Réponse du Ministère délégué aux relations du travail publiée le 05/08/2004

En adoptant l'article 61 de la loi n° 2003-239 du 18 mars 2003 pour la sécurité intérieure, le législateur a expressément reconnu la nécessité de sanctionner les comportements inadmissibles que constituent les attroupements portant atteinte à la libre circulation des personnes dans les parties communes des immeubles d'habitation. Il a, en conséquence, inséré dans le code de la construction et de l'habitation un article L. 126-3 qui réprime les entraves à la libre circulation des personnes dans les parties communes des immeubles. Sont ainsi sanctionnées les voies de fait ou la menace de commettre des violences contre une personne ou l'entrave apportée, de manière délibérée, à l'accès et à la libre circulation des personnes ou au bon fonctionnement des dispositifs de sécurité et de sûreté, lorsqu'elles sont commises en réunion de plusieurs auteurs ou complices, dans les entrées, cages d'escaliers ou autres parties communes d'immeubles collectifs d'habitation.
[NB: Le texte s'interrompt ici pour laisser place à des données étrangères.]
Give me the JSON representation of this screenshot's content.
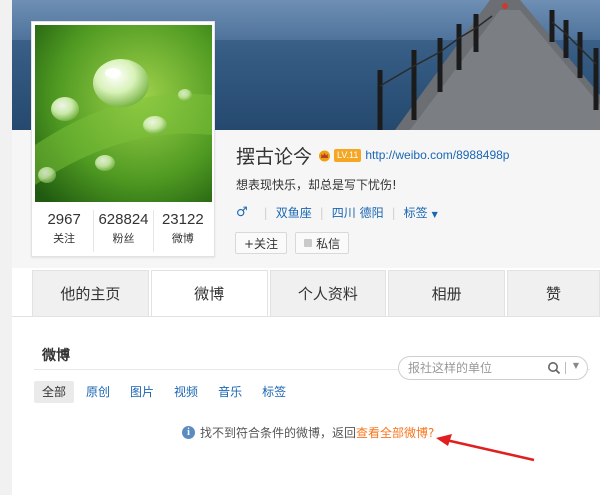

Ces faits sont punis de deux mois d'emprisonnement et de 3 750 euros d'amende. En une année d'application de la loi (avril 2003 - avril 2004), le nombre d'infractions constatées est de 448 (dont 427 en zone police nationale et 21 en zone gendarmerie). Ce chiffre traduit l'utilité de cette nouvelle disposition législative. Si ce nouveau délit ne peut donner lieu à un jugement en comparution immédiate en raison du quantum de la peine d'emprisonnement encourue, il autorise néanmoins les policiers et les gendarmes à intervenir lorsque les auteurs des infractions refusent de libérer les voies de passage des immeubles et adoptent un comportement récalcitrant ou agressif. Le caractère délictuel de cette infraction rend par ailleurs possible le placement en garde à vue des intéressés. Il convient également de noter que les agents de police municipale peuvent intervenir dans les halls d'immeuble pour rétablir le calme ou pour constater, par rapport, le délit précité. En pratique, les infractions constatées par les forces de l'ordre donnent lieu à une information systématique des parquets, lesquels apprécient l'opportunité des poursuites. Le suivi de la mise en oeuvre de cette infraction, comme de toutes les nouvelles infractions créées par la loi pour la sécurité intérieure, donne lieu à des échanges périodiques entre le ministère de l'intérieur, de la sécurité intérieure et des libertés locales et celui de la justice.